Devlet tarikatlara teslim
01-09-2019 09:121930’lu yıllarda Muhammet Raşit Erol tarafından kurulan bu cemaat ismini Adıyaman’da bulunan Menzil köyünden almaktadır. Şeyhlerine 'gavs' olarak hitap eden cemaat özellikle son dönemlerde liderlerinin yaşadığı lüks hayatlar ile de gündeme gelmektedir.
Ali Can Demir
AKP’yi üç kelime ile anlatmak gerekirse; piyasacı, işbirlikçi ve gerici sıfatlarını kullanmamız yerinde olacaktır. Türkiye’de, AKP iktidarı ile birlikte başlayan Cumhuriyet’in tasfiyesi ve yeni bir cumhuriyetin kurulmaya çalışıldığı süreçte bu üç sıfat ana belirleyenler olmuştur.
Siyasal-İslamcı bir gelenekten gelen AKP, iktidarının ilk yıllarından itibaren tarikat ve cemaatlerle son derece yakın bir ilişki kurmuş olmasının ötesinde onlarda doğrudan ittifak içerisinde olmuştur. AKP iktidarının ilk yıllarında bu ittifakın ortağı Fethullah Gülen cemaati idi. Geçmişe dönüp baktığımızda bunun bir tesadüf olmadığını, bu cemaatin uzun yıllardan beri devlet eliyle büyütülüp, devlete yerleşmesi için önünün açıldığı bir gerçektir.

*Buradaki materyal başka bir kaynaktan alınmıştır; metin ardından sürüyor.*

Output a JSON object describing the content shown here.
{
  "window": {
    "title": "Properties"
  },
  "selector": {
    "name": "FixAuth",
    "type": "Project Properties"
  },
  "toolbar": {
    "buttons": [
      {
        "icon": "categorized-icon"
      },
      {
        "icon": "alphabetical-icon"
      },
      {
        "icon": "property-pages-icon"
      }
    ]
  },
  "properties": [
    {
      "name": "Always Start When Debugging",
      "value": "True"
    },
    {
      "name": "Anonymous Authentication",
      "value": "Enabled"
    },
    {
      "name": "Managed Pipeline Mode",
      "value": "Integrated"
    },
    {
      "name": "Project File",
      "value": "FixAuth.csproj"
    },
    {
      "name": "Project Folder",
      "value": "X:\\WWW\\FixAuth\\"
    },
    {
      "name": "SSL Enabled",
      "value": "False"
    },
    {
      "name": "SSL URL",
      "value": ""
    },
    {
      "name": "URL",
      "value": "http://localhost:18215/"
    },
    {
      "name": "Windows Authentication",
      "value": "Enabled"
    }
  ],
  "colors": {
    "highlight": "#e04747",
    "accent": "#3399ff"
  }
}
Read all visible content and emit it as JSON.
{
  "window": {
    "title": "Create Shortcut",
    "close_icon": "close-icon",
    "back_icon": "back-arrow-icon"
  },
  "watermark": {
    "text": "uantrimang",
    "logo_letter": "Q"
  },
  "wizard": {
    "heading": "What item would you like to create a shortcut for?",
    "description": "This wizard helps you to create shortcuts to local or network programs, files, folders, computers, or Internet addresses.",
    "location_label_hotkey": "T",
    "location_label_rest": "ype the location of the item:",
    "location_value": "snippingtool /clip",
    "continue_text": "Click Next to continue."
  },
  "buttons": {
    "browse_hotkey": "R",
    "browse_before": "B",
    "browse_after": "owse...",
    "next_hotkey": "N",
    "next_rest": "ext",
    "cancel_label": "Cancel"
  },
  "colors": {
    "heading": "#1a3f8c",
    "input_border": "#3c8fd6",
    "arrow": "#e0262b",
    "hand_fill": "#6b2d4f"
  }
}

AKP döneminde gücünün zirvesine ulaşan Fethullah Gülen cemaati devletin hemen hemen bütün önemli kurum ve kuruluşlarının kritik noktalarına yerleşmiş ve oralarda kadrolaşmış bir konuma ulaşmıştır. En nihayetinde bu ittifak bozulmuş ve Fethullah Gülen cemaati devletten tasfiye edilmeye başlanmıştır.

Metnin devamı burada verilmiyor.